The radio reporter records his final lines into his tape recorder. Sylvia and Clayton comment to each other on what the reporter has just said. Yet they are 30 to 40 feet away from the reporter, and nowhere near him. Additionally, there is a lot of hustle and bustle going on between where Clayton, Sylvia and the reporter are standing, so they should not have been able to hear what the reporter said.
(at around 24 mins) A news reporter is describing what he's seeing as he looks in the distance at the site of the alien "meteor." Suddenly there's a bright green light, obviously from the aliens, but the actor (evidently as a reflex) looks up and to his left in the direction of the off-camera light source, and then quickly back to the aliens.
When Dr Forrester enters the first church looking for Sylvia, the doors close behind him automatically. But the door was opened wide enough to show a lack of a pneumatic door mechanism, the only device available in the 50's that could close a door that heavy.

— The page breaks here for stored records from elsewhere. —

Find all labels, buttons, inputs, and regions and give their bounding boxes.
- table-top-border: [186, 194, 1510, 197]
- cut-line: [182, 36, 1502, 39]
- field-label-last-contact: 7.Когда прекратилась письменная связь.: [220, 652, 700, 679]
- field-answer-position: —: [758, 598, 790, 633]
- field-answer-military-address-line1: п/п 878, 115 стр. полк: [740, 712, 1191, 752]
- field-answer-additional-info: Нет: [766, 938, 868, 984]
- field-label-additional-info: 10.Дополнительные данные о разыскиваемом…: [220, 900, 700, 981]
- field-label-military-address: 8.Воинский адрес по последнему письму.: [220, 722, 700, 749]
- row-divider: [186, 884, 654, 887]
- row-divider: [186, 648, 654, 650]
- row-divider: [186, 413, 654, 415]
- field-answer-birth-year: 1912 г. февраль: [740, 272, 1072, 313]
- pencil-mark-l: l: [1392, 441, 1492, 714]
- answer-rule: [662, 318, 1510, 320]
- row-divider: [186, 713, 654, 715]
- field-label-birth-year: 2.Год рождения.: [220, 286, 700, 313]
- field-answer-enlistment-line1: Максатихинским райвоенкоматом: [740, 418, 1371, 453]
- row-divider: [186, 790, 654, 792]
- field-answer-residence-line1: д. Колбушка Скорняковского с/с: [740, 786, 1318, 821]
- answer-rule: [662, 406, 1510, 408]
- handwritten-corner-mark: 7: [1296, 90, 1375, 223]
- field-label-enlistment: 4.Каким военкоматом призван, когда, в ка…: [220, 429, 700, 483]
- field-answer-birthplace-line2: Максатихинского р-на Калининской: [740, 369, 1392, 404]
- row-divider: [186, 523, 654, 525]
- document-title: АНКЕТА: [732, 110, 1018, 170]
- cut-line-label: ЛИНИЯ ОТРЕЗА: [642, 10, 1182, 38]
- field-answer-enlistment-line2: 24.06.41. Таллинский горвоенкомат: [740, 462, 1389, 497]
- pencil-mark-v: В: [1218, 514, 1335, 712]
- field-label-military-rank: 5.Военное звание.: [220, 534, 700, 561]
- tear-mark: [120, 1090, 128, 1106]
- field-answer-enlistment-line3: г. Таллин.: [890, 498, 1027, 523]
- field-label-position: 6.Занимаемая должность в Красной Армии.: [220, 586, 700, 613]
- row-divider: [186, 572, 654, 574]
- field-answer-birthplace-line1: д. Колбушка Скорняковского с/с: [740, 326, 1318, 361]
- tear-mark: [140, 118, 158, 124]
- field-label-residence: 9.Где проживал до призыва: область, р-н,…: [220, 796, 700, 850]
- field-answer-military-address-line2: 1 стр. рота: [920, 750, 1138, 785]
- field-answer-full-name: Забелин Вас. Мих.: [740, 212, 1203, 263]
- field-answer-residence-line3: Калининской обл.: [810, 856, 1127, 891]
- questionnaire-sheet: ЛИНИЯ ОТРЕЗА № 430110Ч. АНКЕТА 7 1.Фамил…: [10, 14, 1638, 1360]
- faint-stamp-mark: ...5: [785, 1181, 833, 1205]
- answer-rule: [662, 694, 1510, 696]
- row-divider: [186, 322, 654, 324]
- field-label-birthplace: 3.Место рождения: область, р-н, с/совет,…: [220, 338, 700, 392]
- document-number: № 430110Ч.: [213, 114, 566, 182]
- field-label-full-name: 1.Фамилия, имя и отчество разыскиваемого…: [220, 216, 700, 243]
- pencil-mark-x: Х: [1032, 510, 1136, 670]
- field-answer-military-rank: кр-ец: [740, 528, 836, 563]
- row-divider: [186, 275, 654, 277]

When Forrester is flying the Army plane he and Sylvia found, he's shown (from the pilot's point of view) nearly hitting a tree. The camera then cuts back to him and Sylvia as he steers the plane, then again shifts to the pilot's view as he veers past a hill with the Martian machines suddenly on the right, then steers left toward another tree, which he crashes into - and which is obviously the same shot of the same tree he had been shown almost striking a moment before.
The goof items below may give away important plot points.
As a trained scientist of the 20th century, Dr. Forrester would be aware of the germ theory and the potential for the transmission of deadly micro-organisms between the aliens and humans. Yet, he touches, directly with his hands, both the alien electronic eye, and the Martian's arm protruding from the saucer hatch, without even wearing gloves as a safety precaution.
In the last scene, in the close shot of the war machine's open hatch, one clearly sees the Martian's arm creep slowly across the hatch itself. However, in the reverse angle wide shot through the underside of the war machine of people approaching the Martian, instead of creeping along the hatch, the Martian's arm and wiggling fingers are seen stretching straight out horizontally from the hatch opening, virtually touching the underside of the ship.
Intellectually, the aliens are clearly much more advanced than human civilization and have seemingly conquered the incredible complexities of interstellar/interplanetary travel. With all their apparent intellectual superiority, isn't it rather odd that they did not consider the obvious possibility (extreme likelihood?) that Earth would harbor microbes adverse to their health?